Película Trono de Sangre

La niebla abre y cierra el relato de Trono de Sangre. Una bruma que oculta oscuros aspectos de la condición humana y que, al disiparse a lo largo y ancho del metraje, pone de manifiesto la bajeza moral de quien ansía el poder maquiavélicamente, justificando medios en pos del fin. Un sentimiento tan humano como cualquier otro. Y si de naturaleza del hombre hablamos, las obras teatrales de William Shakespeare suponen todo un tratado en la materia, con los pobres mortales tan expuestos a los avatares del destino como a su propio conflicto interno. Debido a esta visión humanista y a la coincidencia de constantes, el maestro Akira Kurosawa tomó la obra del dramaturgo británico como punto de partida para varias de sus tragedias: desde El Rey Lear que vimos en Ran hasta la adaptación de Macbeth circunscrita en el film que nos ocupa.

Fiel a su modo de filmar, Kurosawa sacrificó la prolijidad de diálogos shakesperiana en pos de la quietud y explicitud de su imagen. Sin embargo, en respetuosa trasposición del referente literario, el director pautó el montaje narrativo de su película recorriendo los cinco actos del libreto original, situando la acción, eso sí, en un Japón medieval enredado en cruentas guerras civiles, entorno habitual del cineasta. Una variante que afecta en forma pero no en esencia, pues aun en distinta topografía y tiempo, las obras inmortales mantienen su mensaje, su validez.
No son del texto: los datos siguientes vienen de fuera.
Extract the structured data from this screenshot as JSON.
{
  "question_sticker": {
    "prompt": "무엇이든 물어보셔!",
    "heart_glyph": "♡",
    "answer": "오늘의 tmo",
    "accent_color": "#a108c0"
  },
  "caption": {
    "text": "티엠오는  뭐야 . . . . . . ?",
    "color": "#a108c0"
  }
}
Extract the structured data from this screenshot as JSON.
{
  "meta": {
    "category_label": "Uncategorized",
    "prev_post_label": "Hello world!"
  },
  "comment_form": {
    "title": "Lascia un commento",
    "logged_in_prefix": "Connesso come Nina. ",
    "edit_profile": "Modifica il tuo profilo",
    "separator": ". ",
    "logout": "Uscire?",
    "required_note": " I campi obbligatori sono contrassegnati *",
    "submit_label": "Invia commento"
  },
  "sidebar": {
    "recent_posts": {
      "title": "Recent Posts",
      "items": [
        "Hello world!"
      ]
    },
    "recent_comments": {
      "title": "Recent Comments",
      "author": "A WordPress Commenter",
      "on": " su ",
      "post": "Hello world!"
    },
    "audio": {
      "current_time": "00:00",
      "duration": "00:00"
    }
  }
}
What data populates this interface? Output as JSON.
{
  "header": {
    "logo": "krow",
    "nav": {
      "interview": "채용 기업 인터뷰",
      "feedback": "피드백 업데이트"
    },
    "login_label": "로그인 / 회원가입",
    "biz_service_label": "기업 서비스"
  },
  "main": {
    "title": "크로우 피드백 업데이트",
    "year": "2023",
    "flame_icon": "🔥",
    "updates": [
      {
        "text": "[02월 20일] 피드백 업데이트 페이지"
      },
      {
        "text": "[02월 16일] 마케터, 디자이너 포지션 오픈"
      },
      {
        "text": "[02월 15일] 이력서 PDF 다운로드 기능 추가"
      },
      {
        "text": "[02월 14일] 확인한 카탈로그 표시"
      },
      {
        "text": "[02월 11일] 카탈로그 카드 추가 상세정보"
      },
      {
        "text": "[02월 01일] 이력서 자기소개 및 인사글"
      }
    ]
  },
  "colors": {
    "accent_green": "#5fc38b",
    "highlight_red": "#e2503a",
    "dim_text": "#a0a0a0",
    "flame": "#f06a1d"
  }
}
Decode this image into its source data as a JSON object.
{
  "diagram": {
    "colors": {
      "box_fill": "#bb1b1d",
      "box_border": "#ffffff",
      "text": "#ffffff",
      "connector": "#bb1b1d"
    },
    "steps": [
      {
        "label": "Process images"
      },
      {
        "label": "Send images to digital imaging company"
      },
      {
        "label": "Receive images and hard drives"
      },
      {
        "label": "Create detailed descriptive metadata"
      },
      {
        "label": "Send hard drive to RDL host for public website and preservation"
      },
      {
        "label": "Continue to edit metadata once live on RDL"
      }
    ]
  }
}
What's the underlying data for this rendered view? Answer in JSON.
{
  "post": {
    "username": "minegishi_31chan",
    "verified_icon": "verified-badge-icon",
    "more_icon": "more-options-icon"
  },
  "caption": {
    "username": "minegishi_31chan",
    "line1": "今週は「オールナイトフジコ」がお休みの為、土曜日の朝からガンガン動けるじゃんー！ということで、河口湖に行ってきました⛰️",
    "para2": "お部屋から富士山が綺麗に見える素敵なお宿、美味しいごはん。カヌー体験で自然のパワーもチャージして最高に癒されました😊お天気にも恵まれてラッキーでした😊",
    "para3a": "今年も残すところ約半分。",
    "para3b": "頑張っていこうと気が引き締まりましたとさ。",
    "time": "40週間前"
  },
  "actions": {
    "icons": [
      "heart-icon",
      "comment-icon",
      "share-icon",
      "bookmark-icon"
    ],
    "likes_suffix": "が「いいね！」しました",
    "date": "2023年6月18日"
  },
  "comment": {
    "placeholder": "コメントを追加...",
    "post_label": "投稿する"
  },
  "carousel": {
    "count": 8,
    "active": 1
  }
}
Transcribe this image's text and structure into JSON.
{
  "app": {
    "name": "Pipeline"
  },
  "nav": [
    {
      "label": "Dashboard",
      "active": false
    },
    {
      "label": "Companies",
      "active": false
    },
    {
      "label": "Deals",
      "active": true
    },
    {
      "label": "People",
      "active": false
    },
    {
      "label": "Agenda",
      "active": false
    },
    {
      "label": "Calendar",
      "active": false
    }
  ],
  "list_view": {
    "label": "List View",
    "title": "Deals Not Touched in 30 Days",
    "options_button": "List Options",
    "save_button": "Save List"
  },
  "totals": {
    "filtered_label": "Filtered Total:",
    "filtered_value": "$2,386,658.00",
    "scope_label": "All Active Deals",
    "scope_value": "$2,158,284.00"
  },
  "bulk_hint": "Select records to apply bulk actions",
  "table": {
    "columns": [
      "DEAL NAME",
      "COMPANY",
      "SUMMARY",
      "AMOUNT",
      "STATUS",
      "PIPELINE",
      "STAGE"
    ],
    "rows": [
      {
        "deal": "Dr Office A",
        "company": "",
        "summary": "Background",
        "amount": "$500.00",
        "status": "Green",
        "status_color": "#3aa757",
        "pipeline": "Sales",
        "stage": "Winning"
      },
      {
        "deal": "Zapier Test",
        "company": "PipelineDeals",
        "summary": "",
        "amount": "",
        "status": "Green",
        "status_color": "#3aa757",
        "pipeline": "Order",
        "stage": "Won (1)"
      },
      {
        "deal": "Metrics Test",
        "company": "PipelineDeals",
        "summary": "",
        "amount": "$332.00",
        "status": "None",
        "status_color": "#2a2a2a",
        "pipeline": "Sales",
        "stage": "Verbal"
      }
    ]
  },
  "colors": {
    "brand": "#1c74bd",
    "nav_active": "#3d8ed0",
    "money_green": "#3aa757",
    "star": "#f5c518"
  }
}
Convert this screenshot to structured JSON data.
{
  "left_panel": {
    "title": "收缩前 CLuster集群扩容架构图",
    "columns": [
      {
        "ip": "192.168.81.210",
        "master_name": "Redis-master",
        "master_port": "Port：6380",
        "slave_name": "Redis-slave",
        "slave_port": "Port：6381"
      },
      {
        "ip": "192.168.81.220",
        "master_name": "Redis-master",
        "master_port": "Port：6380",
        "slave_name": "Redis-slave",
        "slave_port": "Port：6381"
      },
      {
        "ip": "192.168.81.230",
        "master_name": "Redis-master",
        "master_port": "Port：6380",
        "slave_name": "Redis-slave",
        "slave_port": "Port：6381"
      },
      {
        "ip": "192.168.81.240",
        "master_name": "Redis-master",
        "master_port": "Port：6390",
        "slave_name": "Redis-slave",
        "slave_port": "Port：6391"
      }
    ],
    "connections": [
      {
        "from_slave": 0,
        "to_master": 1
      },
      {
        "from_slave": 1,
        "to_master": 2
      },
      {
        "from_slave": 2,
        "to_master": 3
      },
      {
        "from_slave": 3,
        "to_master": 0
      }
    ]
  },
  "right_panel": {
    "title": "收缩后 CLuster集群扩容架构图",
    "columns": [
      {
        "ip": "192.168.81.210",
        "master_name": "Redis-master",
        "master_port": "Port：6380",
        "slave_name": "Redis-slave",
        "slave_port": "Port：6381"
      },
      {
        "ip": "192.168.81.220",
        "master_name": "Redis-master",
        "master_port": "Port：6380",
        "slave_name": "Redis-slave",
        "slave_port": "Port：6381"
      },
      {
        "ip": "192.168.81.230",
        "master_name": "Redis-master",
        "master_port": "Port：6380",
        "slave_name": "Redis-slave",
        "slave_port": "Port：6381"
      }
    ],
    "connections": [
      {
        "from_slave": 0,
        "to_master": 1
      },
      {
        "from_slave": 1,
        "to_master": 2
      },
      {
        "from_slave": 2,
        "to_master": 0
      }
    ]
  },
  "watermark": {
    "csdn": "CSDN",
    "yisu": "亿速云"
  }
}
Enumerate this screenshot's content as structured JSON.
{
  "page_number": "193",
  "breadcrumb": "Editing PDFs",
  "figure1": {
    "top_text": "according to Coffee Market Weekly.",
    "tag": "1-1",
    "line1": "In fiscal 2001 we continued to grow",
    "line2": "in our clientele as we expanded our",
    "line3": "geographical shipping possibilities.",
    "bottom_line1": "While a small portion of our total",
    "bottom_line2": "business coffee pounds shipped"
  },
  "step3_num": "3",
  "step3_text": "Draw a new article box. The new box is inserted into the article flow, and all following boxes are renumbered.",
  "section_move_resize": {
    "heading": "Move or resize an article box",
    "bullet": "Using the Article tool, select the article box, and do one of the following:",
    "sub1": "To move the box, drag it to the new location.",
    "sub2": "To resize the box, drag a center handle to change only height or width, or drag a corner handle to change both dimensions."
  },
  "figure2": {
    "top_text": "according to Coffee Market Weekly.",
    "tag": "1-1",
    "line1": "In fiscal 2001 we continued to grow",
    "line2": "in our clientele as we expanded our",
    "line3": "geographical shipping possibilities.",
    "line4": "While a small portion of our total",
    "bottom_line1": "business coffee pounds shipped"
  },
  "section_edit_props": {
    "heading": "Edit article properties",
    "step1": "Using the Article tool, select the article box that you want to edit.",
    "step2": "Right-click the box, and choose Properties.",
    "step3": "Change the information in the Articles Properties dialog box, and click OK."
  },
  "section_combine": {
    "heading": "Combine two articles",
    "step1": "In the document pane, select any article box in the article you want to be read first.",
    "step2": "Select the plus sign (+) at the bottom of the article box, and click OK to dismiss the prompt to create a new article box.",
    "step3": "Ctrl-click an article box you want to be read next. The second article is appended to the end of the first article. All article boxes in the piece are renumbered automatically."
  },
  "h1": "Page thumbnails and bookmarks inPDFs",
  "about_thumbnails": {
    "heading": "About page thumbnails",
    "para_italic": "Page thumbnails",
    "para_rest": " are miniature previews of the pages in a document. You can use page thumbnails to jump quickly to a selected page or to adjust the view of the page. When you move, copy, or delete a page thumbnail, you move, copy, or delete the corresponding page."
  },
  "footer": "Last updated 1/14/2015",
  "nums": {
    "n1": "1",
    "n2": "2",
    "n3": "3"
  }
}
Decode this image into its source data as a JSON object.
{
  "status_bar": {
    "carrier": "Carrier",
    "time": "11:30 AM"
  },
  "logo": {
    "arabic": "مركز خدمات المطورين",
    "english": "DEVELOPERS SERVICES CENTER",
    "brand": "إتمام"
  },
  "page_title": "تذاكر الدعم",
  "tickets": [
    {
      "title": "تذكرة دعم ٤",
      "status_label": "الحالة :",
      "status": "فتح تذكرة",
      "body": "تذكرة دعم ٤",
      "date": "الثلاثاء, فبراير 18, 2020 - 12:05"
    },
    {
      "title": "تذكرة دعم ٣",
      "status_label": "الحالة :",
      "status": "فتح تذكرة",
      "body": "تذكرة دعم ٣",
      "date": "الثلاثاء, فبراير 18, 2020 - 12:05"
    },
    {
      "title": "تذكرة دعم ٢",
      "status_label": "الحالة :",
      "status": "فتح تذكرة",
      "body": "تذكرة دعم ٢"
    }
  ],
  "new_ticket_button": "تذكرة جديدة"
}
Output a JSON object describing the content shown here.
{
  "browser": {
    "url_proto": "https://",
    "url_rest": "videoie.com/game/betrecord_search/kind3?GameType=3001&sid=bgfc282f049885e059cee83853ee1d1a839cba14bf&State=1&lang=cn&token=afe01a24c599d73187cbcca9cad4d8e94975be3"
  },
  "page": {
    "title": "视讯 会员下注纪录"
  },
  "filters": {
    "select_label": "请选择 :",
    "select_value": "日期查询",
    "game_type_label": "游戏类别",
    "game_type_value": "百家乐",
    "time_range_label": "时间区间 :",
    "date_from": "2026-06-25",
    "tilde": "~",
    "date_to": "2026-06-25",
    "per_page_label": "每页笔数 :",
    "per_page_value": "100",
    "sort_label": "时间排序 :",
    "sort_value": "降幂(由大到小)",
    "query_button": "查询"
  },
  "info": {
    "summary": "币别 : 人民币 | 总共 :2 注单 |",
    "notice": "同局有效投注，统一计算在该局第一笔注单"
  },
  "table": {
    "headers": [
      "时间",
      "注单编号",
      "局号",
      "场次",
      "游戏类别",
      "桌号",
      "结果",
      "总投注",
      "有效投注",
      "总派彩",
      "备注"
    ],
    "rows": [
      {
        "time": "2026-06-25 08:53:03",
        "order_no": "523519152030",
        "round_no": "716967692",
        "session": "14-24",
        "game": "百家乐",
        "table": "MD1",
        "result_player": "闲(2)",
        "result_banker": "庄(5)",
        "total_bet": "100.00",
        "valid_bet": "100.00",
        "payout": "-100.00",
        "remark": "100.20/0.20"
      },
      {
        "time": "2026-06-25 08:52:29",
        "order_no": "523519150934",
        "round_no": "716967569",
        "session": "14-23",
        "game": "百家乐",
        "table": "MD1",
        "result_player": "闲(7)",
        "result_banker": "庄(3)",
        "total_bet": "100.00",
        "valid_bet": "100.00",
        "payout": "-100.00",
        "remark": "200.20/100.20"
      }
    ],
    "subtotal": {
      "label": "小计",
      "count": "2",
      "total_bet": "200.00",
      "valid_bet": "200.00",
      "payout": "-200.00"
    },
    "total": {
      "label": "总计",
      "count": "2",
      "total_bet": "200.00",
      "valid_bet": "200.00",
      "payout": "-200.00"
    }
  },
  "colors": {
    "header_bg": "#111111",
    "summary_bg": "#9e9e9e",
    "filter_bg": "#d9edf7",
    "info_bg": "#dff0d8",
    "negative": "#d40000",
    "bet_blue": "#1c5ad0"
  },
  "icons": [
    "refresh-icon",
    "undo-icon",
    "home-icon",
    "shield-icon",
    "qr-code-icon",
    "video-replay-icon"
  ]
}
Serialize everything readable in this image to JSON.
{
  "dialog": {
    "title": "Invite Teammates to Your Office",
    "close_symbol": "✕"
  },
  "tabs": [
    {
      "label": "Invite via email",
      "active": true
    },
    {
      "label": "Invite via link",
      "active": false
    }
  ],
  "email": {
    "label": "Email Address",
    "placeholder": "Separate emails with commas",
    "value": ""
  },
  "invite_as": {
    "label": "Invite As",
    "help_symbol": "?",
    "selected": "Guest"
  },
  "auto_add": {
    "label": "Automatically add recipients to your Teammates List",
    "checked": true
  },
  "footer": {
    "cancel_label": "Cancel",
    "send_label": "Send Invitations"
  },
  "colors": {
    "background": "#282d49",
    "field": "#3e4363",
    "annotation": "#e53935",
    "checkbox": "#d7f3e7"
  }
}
Así, Trono de Sangre conserva del original la lúcida reflexión sobre los límites de la ambición y la peor de las traiciones: la que uno se aflige a sí mismo, a sus principios.

Interesado en la vertiente onírica de la función, Kurosawa potenció las visiones que Macbeth, aquí el general Washizu, experimenta, resaltando sobremanera el modo en que representa la primera de ellas, aquélla en que el protagonista conoce su futuro de riqueza y poder. Aquí, la profecía sobreviene en forma de anciana girando una rueca en una choza en mitad del bosque. Una revisión del mito de Aracne cuyo hilo tejerá un destino fatídico.

Del augurio del oráculo, además de la trama principal, surgirá otra idea subyacente: la de un extraño determinismo. O lo que es lo mismo, de cómo el conocimiento de un futuro supuesto influye en nuestros actos presentes, auspiciando el cumplimiento de los vaticinios de un modo subliminal. En este sentido, en esta historia dicha influencia excede al propio individuo, mostrando al entorno, en este caso la esposa del mismo, como elemento distorsionador, pues la ambición propia muchas veces no es sino el reflejo de lo que los demás esperan de uno.

Fértil, como vemos, en aspectos intrínsecos a la narrativa, el modo en que Kurosawa plasmó en imágenes el poderoso mensaje no resulta menos evocador. En exteriores, la apertura de campo y el uso de elementos meteorológicos, viento y niebla, como lúgubres creadores de atmósfera. Y en interiores, una composición de planos típicamente personal se da la mano con la tradición teatral del Kabuki y el Nô a través de la atormentada composición del general Washizu a cargo del mítico Toshiro Mifune. Una de esas interpretaciones en las que prácticamente cada fotograma aislado encierra un potencial retrato para la posteridad; y juntos, en secuencia, un subyugante mapa del descenso a los infiernos de un traidor que, torturado por el peso de la conciencia, llegará a ver, aterrorizado, como todo un bosque carga contra él.